As for imagining different places, histories, and individuals, I’d argue we write to learn what we don’t know; we write toward the mysteries, the things we can’t articulate but believe are there, feel are there.  Maybe we start with what we know, but then we work in the opposite direction, away from the things that are comfortable, familiar known.  Otherwise we’re not learning, and if we’re not learning, why bother?  So that’s why I often choose subjects and characters whose experiences, on the surface at least, are quite different from my own.

  • Your  stories in ‘Memory Wall’ are long – the title story is 85 pages and still  works very well as a short story, in my view. Do you think important themes can be developed in a much shorter text and do you have any thoughts or advice about writing to a word limit? The Bath Short Story Award is limited to 2200 words.

I love working on short stories for a lot of reasons, but one stands out: they’re short.  When I’m working on a story, even an inordinately long one like “Memory Wall,” there are usually about 10,000 words I have to comb through before I start adding new material. So it’s short enough that I can read through the entire piece, make some revisions, and add new material in a single day.  Here’s an easy metaphor: I’m able to keep the paint wet in all the corners of the canvasI really think that helps make a narrative feel whole to a reader. A novel, on the other hand, quickly gets too large and unwieldy.  Sometimes there will be passages in your novel that you haven’t reread in a year. The canvas is so large that you are never able to visit all of it in one day (or several weeks) of work.
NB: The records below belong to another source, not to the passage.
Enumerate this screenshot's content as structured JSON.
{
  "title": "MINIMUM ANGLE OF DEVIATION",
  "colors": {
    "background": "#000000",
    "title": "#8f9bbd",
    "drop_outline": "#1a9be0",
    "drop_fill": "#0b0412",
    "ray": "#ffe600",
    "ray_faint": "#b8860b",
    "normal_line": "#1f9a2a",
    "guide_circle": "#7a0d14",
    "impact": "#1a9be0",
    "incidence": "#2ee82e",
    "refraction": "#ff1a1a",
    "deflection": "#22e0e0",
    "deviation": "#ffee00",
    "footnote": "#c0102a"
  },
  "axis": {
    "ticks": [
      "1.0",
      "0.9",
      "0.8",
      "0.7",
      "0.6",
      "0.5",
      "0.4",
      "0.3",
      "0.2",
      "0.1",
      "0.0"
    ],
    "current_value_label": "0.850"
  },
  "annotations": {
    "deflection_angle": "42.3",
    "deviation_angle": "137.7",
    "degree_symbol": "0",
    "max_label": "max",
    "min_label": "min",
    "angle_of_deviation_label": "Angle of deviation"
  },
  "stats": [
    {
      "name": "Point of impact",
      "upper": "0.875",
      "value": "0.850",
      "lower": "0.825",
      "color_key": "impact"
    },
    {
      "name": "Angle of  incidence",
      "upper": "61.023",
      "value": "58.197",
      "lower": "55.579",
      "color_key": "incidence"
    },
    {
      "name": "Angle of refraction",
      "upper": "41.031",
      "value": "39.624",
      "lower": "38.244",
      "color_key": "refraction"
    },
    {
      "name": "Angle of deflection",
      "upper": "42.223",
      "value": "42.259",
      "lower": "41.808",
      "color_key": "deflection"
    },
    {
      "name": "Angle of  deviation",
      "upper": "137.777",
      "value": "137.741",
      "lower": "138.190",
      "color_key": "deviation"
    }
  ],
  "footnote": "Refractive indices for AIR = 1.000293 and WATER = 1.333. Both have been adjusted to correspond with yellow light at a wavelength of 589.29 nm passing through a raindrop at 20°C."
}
As for a word limit, I tend to prefer reading and writing stories that are longer than 2,200 words, but yes, of course, I think stories of that length can achieve a great deal.  Look at Peter Orner’s work in Esther Stories, or many of Stuart Dybek’s short stories, or Jamaica Kinkaid’s “Girl” or Isaac Babel’s “My First Goose” or Joyce’s “Araby.”  Look at Tobias Wolff’s “Say Yes.”

  • Which other short story writers have influenced your writing? Can you say why?

Maybe two more than any others: Amy Hempel, because of her compression and playfulness with language.  And Alice Munro because of what she can do with time.  Munro can skim through a decade in a paragraph, or trawl through a single decision for several pages.

I also love story writers who pay attention to the natural world: Annie Dillard, Nadine Gordimer, Andrea Barrett, Sarah Orne Jewett…  I’m an amateur naturalist at heart, a person who is most comfortable outdoors looking for creatures, looking for beauty, weather, light, water.  And I love to render the things I see into language–only by writing it out, I think, can I make it real to myself.

  • What editing advice would you give to writers who are considering entering our competition?

Reward the generosity of your reader! Try to examine every single word in your story and ask yourself: Is it a lazy choice? Does this adjective/article/noun/verb absolutely need to be there?  If someone is nice enough to spend a half-hour reading something you’ve written, try to make your prose absolutely worthy of his or her time. Make the dream that unfolds inside your sentences so persuasive, seamless and compelling, that your reader won’t put it down.